Les portes, oui, de l’Éden, huuuum, pas vraiment !
The doors of Eden est, au moment où je rédige ces lignes, le dernier roman en date d’Adrian Tchaikovsky… mais ça ne va pas durer. Si vous connaissez l’auteur et / ou suivez avec assiduité ce blog, vous avez pris la mesure de son impressionnante productivité, et vous vous doutez donc qu’il y a d’ores et déjà pléthore de sorties à venir dans le pipeline. De fait, sont prévues en 2021 (à ma connaissance) les suites de Chiens de guerre et de The expert system’s brother, plus un texte indépendant appelé One day all this will be yours. Ce qui nous conduit à peine en… mars. Autant dire qu’il y en aura probablement d’autres !

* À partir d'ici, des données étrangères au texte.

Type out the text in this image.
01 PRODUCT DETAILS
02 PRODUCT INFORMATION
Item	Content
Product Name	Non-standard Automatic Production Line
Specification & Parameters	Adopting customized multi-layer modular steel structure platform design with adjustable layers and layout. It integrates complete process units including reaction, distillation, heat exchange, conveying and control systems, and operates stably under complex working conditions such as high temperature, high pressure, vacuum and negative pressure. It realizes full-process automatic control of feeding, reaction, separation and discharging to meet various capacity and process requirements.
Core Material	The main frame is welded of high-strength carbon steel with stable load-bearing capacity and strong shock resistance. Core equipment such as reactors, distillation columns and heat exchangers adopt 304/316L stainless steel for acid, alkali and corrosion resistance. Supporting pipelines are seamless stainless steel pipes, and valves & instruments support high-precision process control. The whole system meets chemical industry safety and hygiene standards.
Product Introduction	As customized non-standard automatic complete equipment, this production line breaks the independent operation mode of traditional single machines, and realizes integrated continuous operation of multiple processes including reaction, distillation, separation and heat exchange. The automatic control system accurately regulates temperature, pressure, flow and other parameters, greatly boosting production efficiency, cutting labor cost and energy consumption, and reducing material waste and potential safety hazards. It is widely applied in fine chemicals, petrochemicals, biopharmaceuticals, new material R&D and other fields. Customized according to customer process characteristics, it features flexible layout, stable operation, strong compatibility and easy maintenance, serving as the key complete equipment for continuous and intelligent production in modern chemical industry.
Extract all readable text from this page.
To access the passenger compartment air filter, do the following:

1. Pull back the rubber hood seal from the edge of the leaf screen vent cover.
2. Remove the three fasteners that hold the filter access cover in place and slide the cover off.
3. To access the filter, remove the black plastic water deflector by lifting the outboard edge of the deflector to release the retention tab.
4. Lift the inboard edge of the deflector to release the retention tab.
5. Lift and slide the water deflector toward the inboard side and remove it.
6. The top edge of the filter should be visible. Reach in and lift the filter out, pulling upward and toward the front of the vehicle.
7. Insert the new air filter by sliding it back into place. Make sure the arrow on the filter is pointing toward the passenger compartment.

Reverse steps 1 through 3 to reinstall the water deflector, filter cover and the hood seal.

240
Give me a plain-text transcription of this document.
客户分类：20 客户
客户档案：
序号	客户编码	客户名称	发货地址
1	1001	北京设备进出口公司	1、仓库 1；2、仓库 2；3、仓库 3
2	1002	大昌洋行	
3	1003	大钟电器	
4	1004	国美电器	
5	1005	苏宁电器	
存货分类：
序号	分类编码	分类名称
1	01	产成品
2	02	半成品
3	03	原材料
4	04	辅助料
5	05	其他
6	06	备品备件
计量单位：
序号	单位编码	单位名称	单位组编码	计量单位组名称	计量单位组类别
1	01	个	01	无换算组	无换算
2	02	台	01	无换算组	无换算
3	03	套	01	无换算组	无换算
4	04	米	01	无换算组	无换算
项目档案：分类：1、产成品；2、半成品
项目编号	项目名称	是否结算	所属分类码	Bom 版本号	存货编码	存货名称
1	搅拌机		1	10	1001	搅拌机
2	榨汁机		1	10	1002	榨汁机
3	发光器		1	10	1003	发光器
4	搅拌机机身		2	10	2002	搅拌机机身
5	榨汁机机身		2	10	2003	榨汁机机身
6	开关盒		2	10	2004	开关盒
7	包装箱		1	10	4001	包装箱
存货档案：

Nous en avons déjà parlé, mais Tchaikovsky suit deux tendances parallèles : en Fantasy, il est clairement aux avant-postes, exploitant surtout (mais pas seulement) ses sous-genres les plus novateurs, Arcanepunk (Fantasy industrielle, disons) et Gunpowder Fantasy ; tandis que tout au contraire, en SF, ses nombreuses novellas récentes montrent une forte tendance à revisiter à sa manière les sous-genres, thématiques et tropes science-fictifs, le plus souvent en rendant un hommage appuyé aux écrivains qui s’y sont le plus particulièrement illustrés (et même ses romans pleine taille n’échappent pas à des hommages explicites : on se souviendra notamment de ce que Dans la toile du temps doit à David Brin, entre autres). The doors of Eden relève de ce second cas : Tchaikovsky y revisite la thématique SF des mondes parallèles (j’invite ceux qui maîtrisent mal les différences entre Uchronie, mondes parallèles et Portal Fantasy à lire mon article -voire celui-ci, qui donne plus de détails sur la Portal / Crossworlds Fantasy- ou mon livre), forgeant au passage le point clef de son worldbuilding en fusionnant d’une façon démentielle les axes centraux de deux des meilleures nouvelles de Greg Egan et Hannu Rajaniemi (excusez du peu !), et allant plus loin dans cette thématique SF pourtant rebattue (mais étrangement à la mode ces derniers temps : cf le récent The space between worlds, le prochain Dean Koontz, etc) que la plupart des écrivains avant lui.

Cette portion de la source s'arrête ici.